New York -- Hold on to your hat and your pants and shirt as well. The outgoing mayor is calling on his subjects to strip naked with the goal of turning New York City into the world's largest nudist colony.
The proposal comes after Mayor Mike Bloomberg's Wild West policing style was shot down as unconstitutional. However, the lame-duck mayor denies that he's taking any retaliatory action.
"This has nothing to do with stop and frisk," he told reporters. "We believe that by turning New York into the world's first clothing optional metropolis, we will start a tourism boom that will give us maximum bang for the buck.
"The fact that citizen nakedness will physically prevent anyone from carrying a concealed weapon of any kind will be a positive bonus."

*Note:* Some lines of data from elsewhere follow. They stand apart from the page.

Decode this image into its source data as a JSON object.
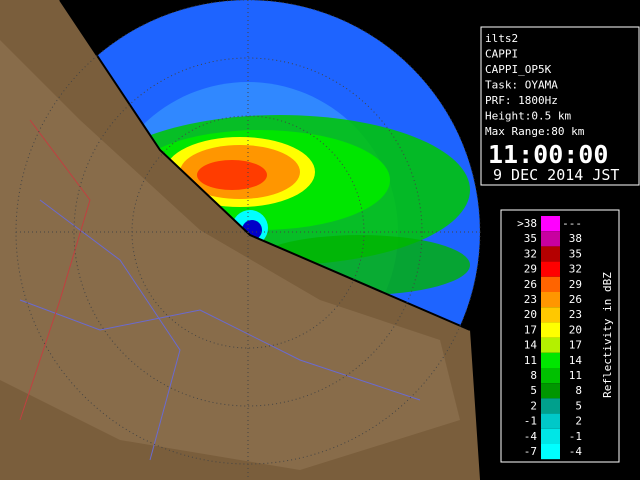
{
  "info": {
    "lines": [
      "ilts2",
      "CAPPI",
      "CAPPI_OP5K",
      "Task: OYAMA",
      "PRF: 1800Hz",
      "Height:0.5 km",
      "Max Range:80 km"
    ],
    "time": "11:00:00",
    "date": "9 DEC 2014 JST"
  },
  "legend": {
    "title": "Reflectivity in dBZ",
    "rows": [
      {
        "low": ">38",
        "high": "---",
        "color": "#ff00ff"
      },
      {
        "low": "35",
        "high": "38",
        "color": "#c800a0"
      },
      {
        "low": "32",
        "high": "35",
        "color": "#b40000"
      },
      {
        "low": "29",
        "high": "32",
        "color": "#ff0000"
      },
      {
        "low": "26",
        "high": "29",
        "color": "#ff6400"
      },
      {
        "low": "23",
        "high": "26",
        "color": "#ff9600"
      },
      {
        "low": "20",
        "high": "23",
        "color": "#ffc800"
      },
      {
        "low": "17",
        "high": "20",
        "color": "#ffff00"
      },
      {
        "low": "14",
        "high": "17",
        "color": "#b4f000"
      },
      {
        "low": "11",
        "high": "14",
        "color": "#00e600"
      },
      {
        "low": "8",
        "high": "11",
        "color": "#00c000"
      },
      {
        "low": "5",
        "high": "8",
        "color": "#009600"
      },
      {
        "low": "2",
        "high": "5",
        "color": "#00a08c"
      },
      {
        "low": "-1",
        "high": "2",
        "color": "#00c8c8"
      },
      {
        "low": "-4",
        "high": "-1",
        "color": "#00e6e6"
      },
      {
        "low": "-7",
        "high": "-4",
        "color": "#00ffff"
      }
    ]
  }
}
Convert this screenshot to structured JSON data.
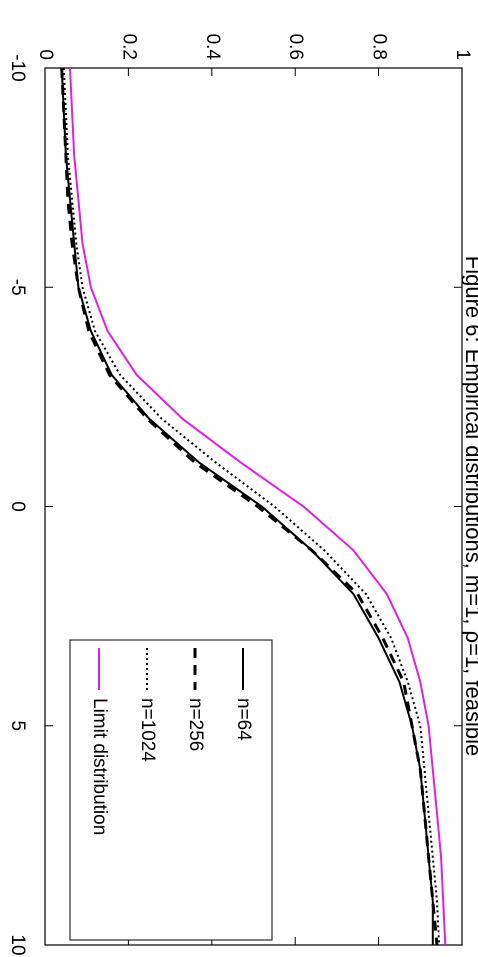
{
  "chart_data": {
    "type": "line",
    "title": "Figure 6: Empirical distributions, m=1, ρ=1, feasible",
    "x": [
      -10,
      -9,
      -8,
      -7,
      -6,
      -5,
      -4,
      -3,
      -2,
      -1,
      0,
      1,
      2,
      3,
      4,
      5,
      6,
      7,
      8,
      9,
      10
    ],
    "series": [
      {
        "name": "n=64",
        "color": "#000000",
        "dash": "solid",
        "values": [
          0.04,
          0.045,
          0.05,
          0.06,
          0.07,
          0.08,
          0.11,
          0.16,
          0.25,
          0.37,
          0.52,
          0.64,
          0.74,
          0.8,
          0.85,
          0.88,
          0.9,
          0.91,
          0.92,
          0.93,
          0.93
        ]
      },
      {
        "name": "n=256",
        "color": "#000000",
        "dash": "dashed",
        "values": [
          0.04,
          0.045,
          0.05,
          0.055,
          0.065,
          0.08,
          0.105,
          0.155,
          0.245,
          0.36,
          0.51,
          0.64,
          0.75,
          0.81,
          0.86,
          0.88,
          0.9,
          0.91,
          0.92,
          0.93,
          0.94
        ]
      },
      {
        "name": "n=1024",
        "color": "#000000",
        "dash": "dotted",
        "values": [
          0.045,
          0.05,
          0.055,
          0.065,
          0.075,
          0.09,
          0.12,
          0.18,
          0.28,
          0.41,
          0.55,
          0.67,
          0.77,
          0.83,
          0.87,
          0.9,
          0.91,
          0.92,
          0.93,
          0.94,
          0.945
        ]
      },
      {
        "name": "Limit distribution",
        "color": "#e020e0",
        "dash": "solid",
        "values": [
          0.06,
          0.065,
          0.07,
          0.08,
          0.09,
          0.11,
          0.15,
          0.22,
          0.33,
          0.47,
          0.62,
          0.74,
          0.82,
          0.87,
          0.9,
          0.92,
          0.93,
          0.94,
          0.95,
          0.955,
          0.96
        ]
      }
    ],
    "xlim": [
      -10,
      10
    ],
    "xticks": [
      -10,
      -5,
      0,
      5,
      10
    ],
    "ylim": [
      0,
      1
    ],
    "yticks": [
      0,
      0.2,
      0.4,
      0.6,
      0.8,
      1
    ],
    "legend": "lower right",
    "grid": false
  }
}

Of course, not everyone will be naked at any given time under the mayor's plan. He intends to install barbed wire enclosures throughout the city that will "concentrate" unclothed groups into manageable nudist "camps."
Times Square's Naked Cowboy has been put in charge of the sorting, named to head the new Alternate Side of the Strip Department. "We're thinking of offering a free tattoo to anyone who cooperates to help us keep track of it all."
Former Congressman and active exhibitionist Anthony Weiner has been selected as the city's first Commissioner of Social Media And Social Diseases.
"We think that title has a nice ring to it," Bloomberg said. "And we wish Anthony Weiner all the best, as he moves forward And backward. Backward and forward. You go, Weiner boy."
In keeping with the "open city" theme of his proposal, the mayor repealed all prostitution laws. He did however sign new legislation, which reduces the size of a medium soda to eight ounces. "We don't want people sharing soft drinks with their hookers," Bloomberg said. "That could be very unsanitary."
Although the nudist colony plan has to be approved by the City Council, the municipal marketing department has already created a campaign to promote the tourism aspect of the effort. It proclaims: "Naked New York. We'll bend over backwards to show you a good time."